Unite the union has warned that highways workers who are keeping the UK’s roads open are being prevented from adhering to social distancing guidelines
The highways workers, who are classified as key workers and are on outsourced contracts have been told that the client Highway England, has said that it should be business as usual.
While in some depots, canteens and mess areas have been closed, workers are still operating in two and three-person crews, travel together in cabs and also cannot social distance while on site.
Unite says it understands that it’s essential that emergency work such as repairing barrier damage, filling potholes, clearing up spillages and fixing boundary fences where there is nearby livestock needs to continue.
However, work such as cyclical maintenance and litter picking should be suspended until after the coronavirus crisis has ended. When concerns about this were raised on some contracts in northern England, workers were informed that Highways England had confirmed that “litter picking was a safety-critical activity”.
Emergency work only
Unite believes that if work was reduced to emergency work only highways workers could single crew and would be able to successfully socially distance, which would preserve their health and the health of their families.
On some contracts, Unite has secured an agreement that there will only be two workers on sites and there will be no rotation in work gangs. Access to canteens and locker rooms will be on a coordinated basis and if workers raise health and safety issues they will not be sent home without pay.

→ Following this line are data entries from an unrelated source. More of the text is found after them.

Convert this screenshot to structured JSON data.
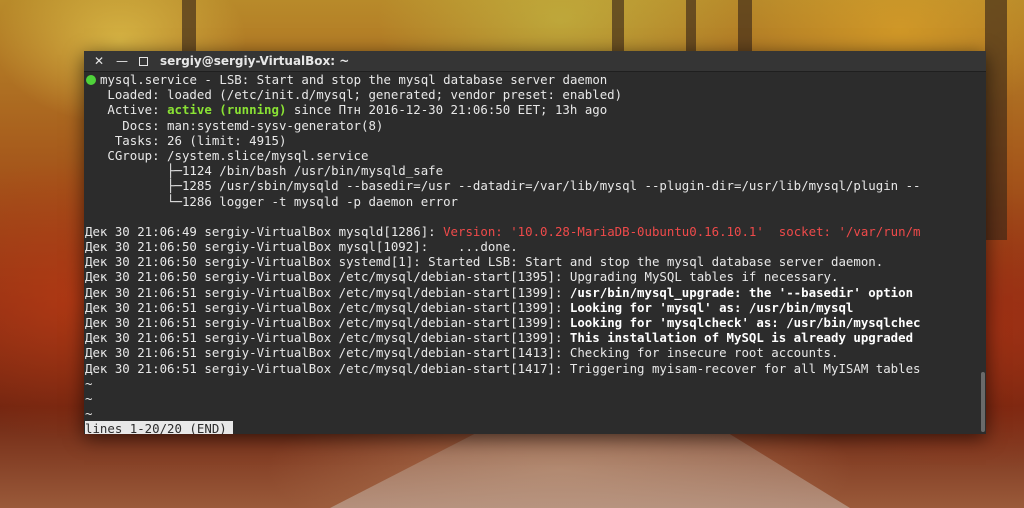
{
  "window": {
    "title": "sergiy@sergiy-VirtualBox: ~",
    "close_icon": "close-icon",
    "minimize_icon": "minimize-icon",
    "maximize_icon": "maximize-icon"
  },
  "terminal": {
    "header": {
      "service": "mysql.service - LSB: Start and stop the mysql database server daemon",
      "loaded": "   Loaded: loaded (/etc/init.d/mysql; generated; vendor preset: enabled)",
      "active_label": "   Active: ",
      "active_state": "active (running)",
      "active_rest": " since Птн 2016-12-30 21:06:50 EET; 13h ago",
      "docs": "     Docs: man:systemd-sysv-generator(8)",
      "tasks": "    Tasks: 26 (limit: 4915)",
      "cgroup": "   CGroup: /system.slice/mysql.service",
      "cgroup_items": [
        "           ├─1124 /bin/bash /usr/bin/mysqld_safe",
        "           ├─1285 /usr/sbin/mysqld --basedir=/usr --datadir=/var/lib/mysql --plugin-dir=/usr/lib/mysql/plugin --",
        "           └─1286 logger -t mysqld -p daemon error"
      ]
    },
    "log": [
      {
        "prefix": "Дек 30 21:06:49 sergiy-VirtualBox mysqld[1286]: ",
        "msg": "Version: '10.0.28-MariaDB-0ubuntu0.16.10.1'  socket: '/var/run/m"
      },
      {
        "prefix": "Дек 30 21:06:50 sergiy-VirtualBox mysql[1092]: ",
        "msg": "   ...done."
      },
      {
        "prefix": "Дек 30 21:06:50 sergiy-VirtualBox systemd[1]: ",
        "msg": "Started LSB: Start and stop the mysql database server daemon."
      },
      {
        "prefix": "Дек 30 21:06:50 sergiy-VirtualBox /etc/mysql/debian-start[1395]: ",
        "msg": "Upgrading MySQL tables if necessary."
      },
      {
        "prefix": "Дек 30 21:06:51 sergiy-VirtualBox /etc/mysql/debian-start[1399]: ",
        "msg": "/usr/bin/mysql_upgrade: the '--basedir' option"
      },
      {
        "prefix": "Дек 30 21:06:51 sergiy-VirtualBox /etc/mysql/debian-start[1399]: ",
        "msg": "Looking for 'mysql' as: /usr/bin/mysql"
      },
      {
        "prefix": "Дек 30 21:06:51 sergiy-VirtualBox /etc/mysql/debian-start[1399]: ",
        "msg": "Looking for 'mysqlcheck' as: /usr/bin/mysqlchec"
      },
      {
        "prefix": "Дек 30 21:06:51 sergiy-VirtualBox /etc/mysql/debian-start[1399]: ",
        "msg": "This installation of MySQL is already upgraded"
      },
      {
        "prefix": "Дек 30 21:06:51 sergiy-VirtualBox /etc/mysql/debian-start[1413]: ",
        "msg": "Checking for insecure root accounts."
      },
      {
        "prefix": "Дек 30 21:06:51 sergiy-VirtualBox /etc/mysql/debian-start[1417]: ",
        "msg": "Triggering myisam-recover for all MyISAM tables"
      }
    ],
    "tilde": "~",
    "status_line": "lines 1-20/20 (END)"
  },
  "colors": {
    "terminal_bg": "#2c2c2c",
    "active_green": "#8ae234",
    "error_red": "#ef4a4a",
    "status_dot": "#4fd23a"
  }
}
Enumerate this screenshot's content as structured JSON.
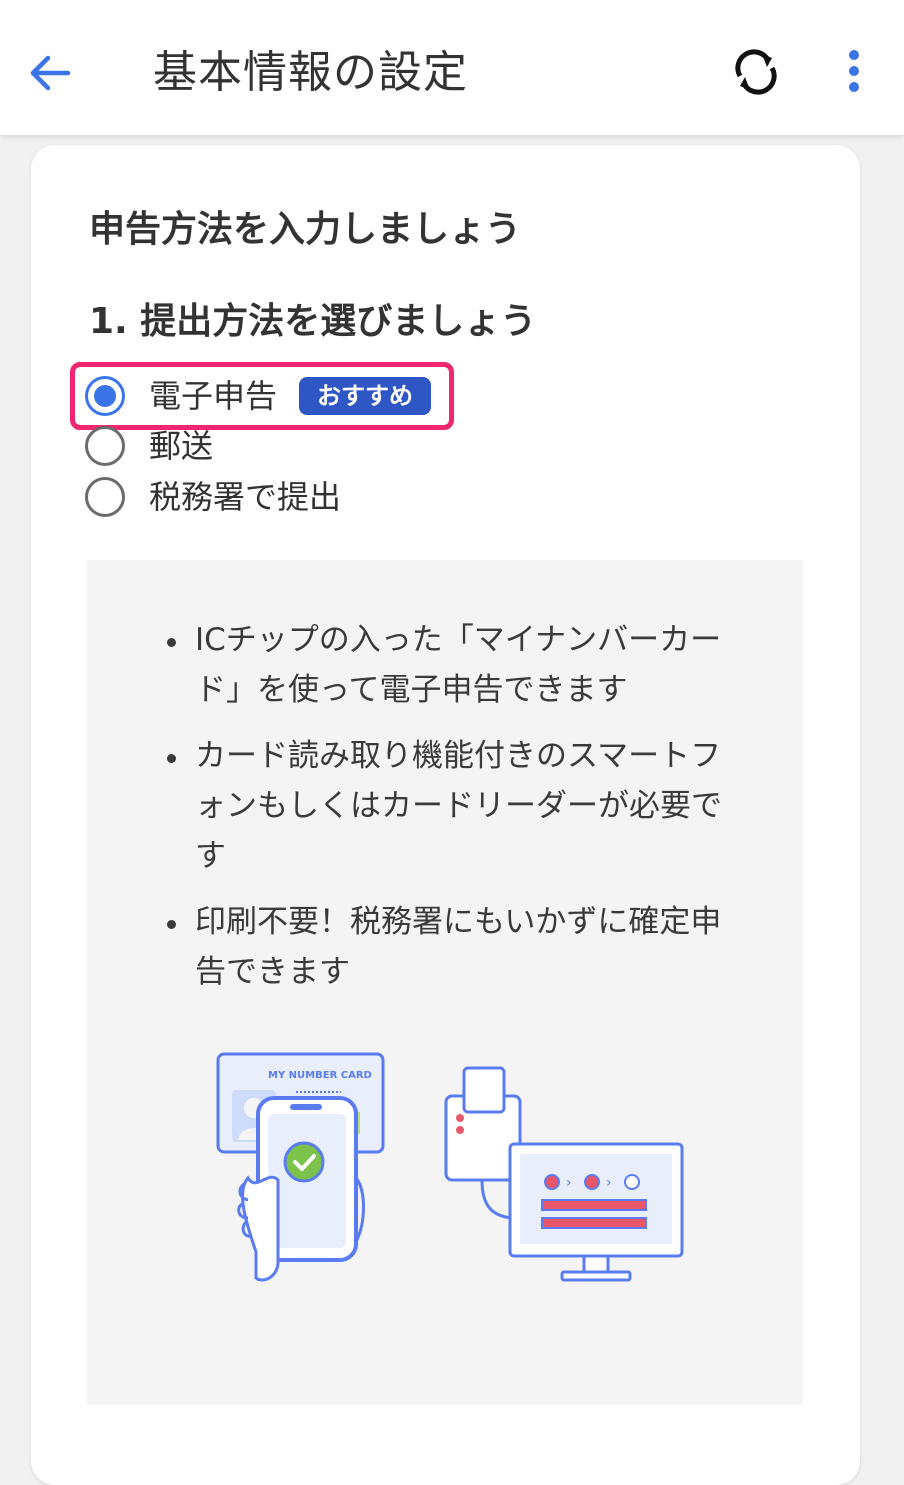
{
  "appbar": {
    "title": "基本情報の設定",
    "back_icon": "arrow-left-icon",
    "sync_icon": "sync-icon",
    "more_icon": "more-vertical-icon"
  },
  "card": {
    "heading": "申告方法を入力しましょう",
    "step_heading": "1. 提出方法を選びましょう",
    "options": [
      {
        "label": "電子申告",
        "selected": true,
        "badge": "おすすめ"
      },
      {
        "label": "郵送",
        "selected": false
      },
      {
        "label": "税務署で提出",
        "selected": false
      }
    ],
    "info": {
      "bullets": [
        "ICチップの入った「マイナンバーカード」を使って電子申告できます",
        "カード読み取り機能付きのスマートフォンもしくはカードリーダーが必要です",
        "印刷不要！税務署にもいかずに確定申告できます"
      ],
      "card_text": "MY NUMBER CARD"
    }
  },
  "colors": {
    "accent_blue": "#3b73e8",
    "badge_blue": "#2e56c4",
    "highlight_pink": "#f0266f",
    "illustration_blue": "#5b7cf0",
    "illustration_red": "#e8566a"
  }
}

Greater efforts to ensure social distancing
Unite national officer for construction Jerry Swain, said: “Highways maintenance workers are essential workers who play a vital role keeping roads open and motorists safe.
“That does not mean that social distancing rules do not apply to them.
“Highways maintenance employers need to make far greater efforts to ensure that social distancing is applied at work.
“Highways England is clearly at fault, this is not business as normal. Emergency work of course needs to be undertaken but workers should not be placed at risk undertaking non-essential maintenance work.
“To suggest that collecting litter by the side of motorways and major roads is a safety critical activity demonstrates they have lost all perspective.
“The Department of Transport needs to intervene and ensure that its agency puts the safety of its workforce first.”